Clásicos del sufismo · julio 8, 2026

gafla-teyaqquz (Glosario de Sufismo)

Así como la gafla (descuido, desatención espiritual) es la fuente de todo mal, también el teyaqquz (vigilancia, alerta espiritual) es la raíz de todo bien. Muchas personas que se consideran mutayaqqiz (despiertas y …

Así como la gafla (descuido, desatención espiritual) es la fuente de todo mal, también el teyaqquz (vigilancia, alerta espiritual) es la raíz de todo bien. Muchas personas que se consideran mutayaqqiz (despiertas y atentas) en realidad son descuidadas. Lo que más les agrada es estar descuidados respecto al teyaqquz. Su intimidad es con la gafla. Sepas que las señales más claras del teyaqquz son el hamm (preocupación, ansiedad) y el ḥuzn (tristeza). Luego, debido al esmero y la tristeza, viene una hermosa preparación para la muerte. Las señales más evidentes de la gafla son la arrogancia y la alegría, pues ambas hacen olvidar el teyaqquz. Abandonar el teyaqquz implica abandonar la preparación para la vida después de la muerte. (Ādābī, 118)

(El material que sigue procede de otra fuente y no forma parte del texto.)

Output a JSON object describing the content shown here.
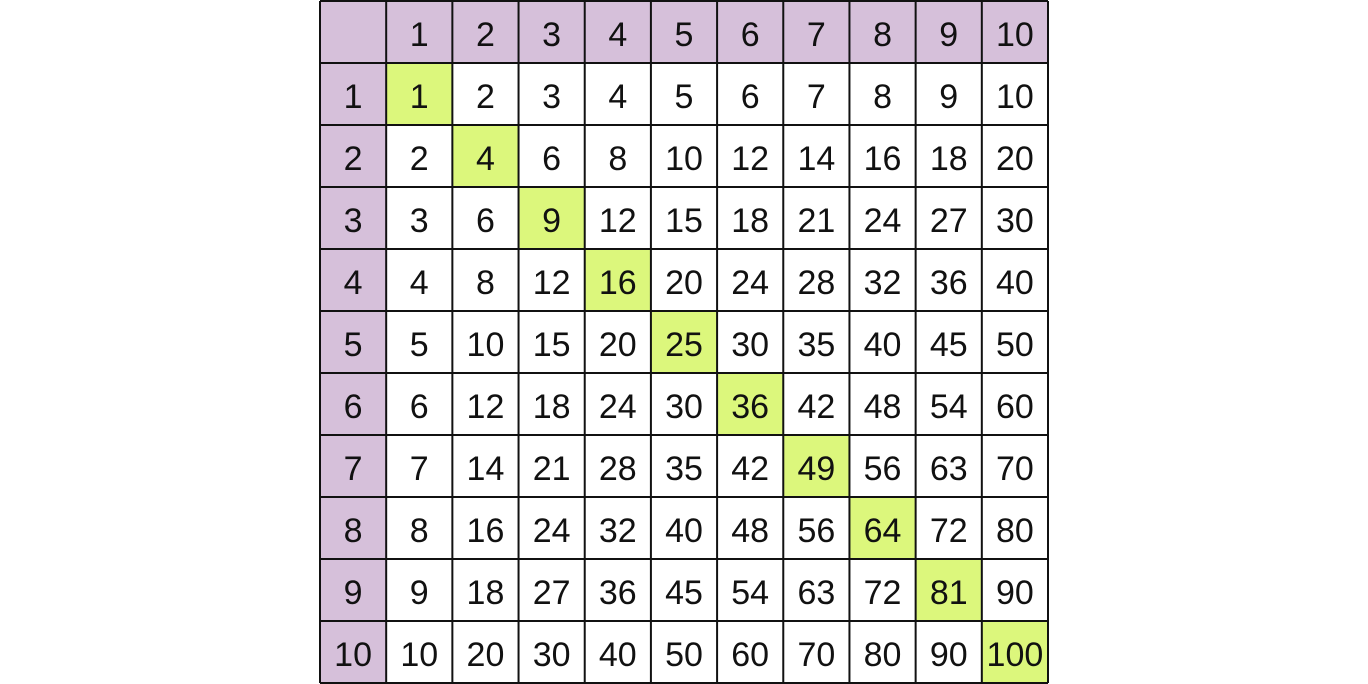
{
  "table": {
    "header": [
      1,
      2,
      3,
      4,
      5,
      6,
      7,
      8,
      9,
      10
    ],
    "rows": [
      {
        "label": 1,
        "cells": [
          1,
          2,
          3,
          4,
          5,
          6,
          7,
          8,
          9,
          10
        ]
      },
      {
        "label": 2,
        "cells": [
          2,
          4,
          6,
          8,
          10,
          12,
          14,
          16,
          18,
          20
        ]
      },
      {
        "label": 3,
        "cells": [
          3,
          6,
          9,
          12,
          15,
          18,
          21,
          24,
          27,
          30
        ]
      },
      {
        "label": 4,
        "cells": [
          4,
          8,
          12,
          16,
          20,
          24,
          28,
          32,
          36,
          40
        ]
      },
      {
        "label": 5,
        "cells": [
          5,
          10,
          15,
          20,
          25,
          30,
          35,
          40,
          45,
          50
        ]
      },
      {
        "label": 6,
        "cells": [
          6,
          12,
          18,
          24,
          30,
          36,
          42,
          48,
          54,
          60
        ]
      },
      {
        "label": 7,
        "cells": [
          7,
          14,
          21,
          28,
          35,
          42,
          49,
          56,
          63,
          70
        ]
      },
      {
        "label": 8,
        "cells": [
          8,
          16,
          24,
          32,
          40,
          48,
          56,
          64,
          72,
          80
        ]
      },
      {
        "label": 9,
        "cells": [
          9,
          18,
          27,
          36,
          45,
          54,
          63,
          72,
          81,
          90
        ]
      },
      {
        "label": 10,
        "cells": [
          10,
          20,
          30,
          40,
          50,
          60,
          70,
          80,
          90,
          100
        ]
      }
    ]
  }
}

La gafla, ṭūl-i amal (largas esperanzas) y el olvido del Más Allá sólo ocurren a través de la desatención. El siervo sólo continúa su camino arrojando las buenas acciones detrás de su espalda. De esto siempre resulta el aplazamiento de las buenas obras y el ahogamiento en el mar del pecado.

Teyaqquz es considerar la muerte cercana, vigilarla y reflexionar sobre lo que le sucederá a uno después de la muerte. Al hacer esto, se te abre la puerta de la acción recta. Así, antes de que la muerte te alcance, corres hacia ella, y antes de que llegue tu plazo, consideras cada hora de tu vida como una oportunidad valiosa. Porque el sustento del siervo depende de perseverar en esto. De ello, si Allah quiere, brotan manantiales de bien. (Ādābī, 119)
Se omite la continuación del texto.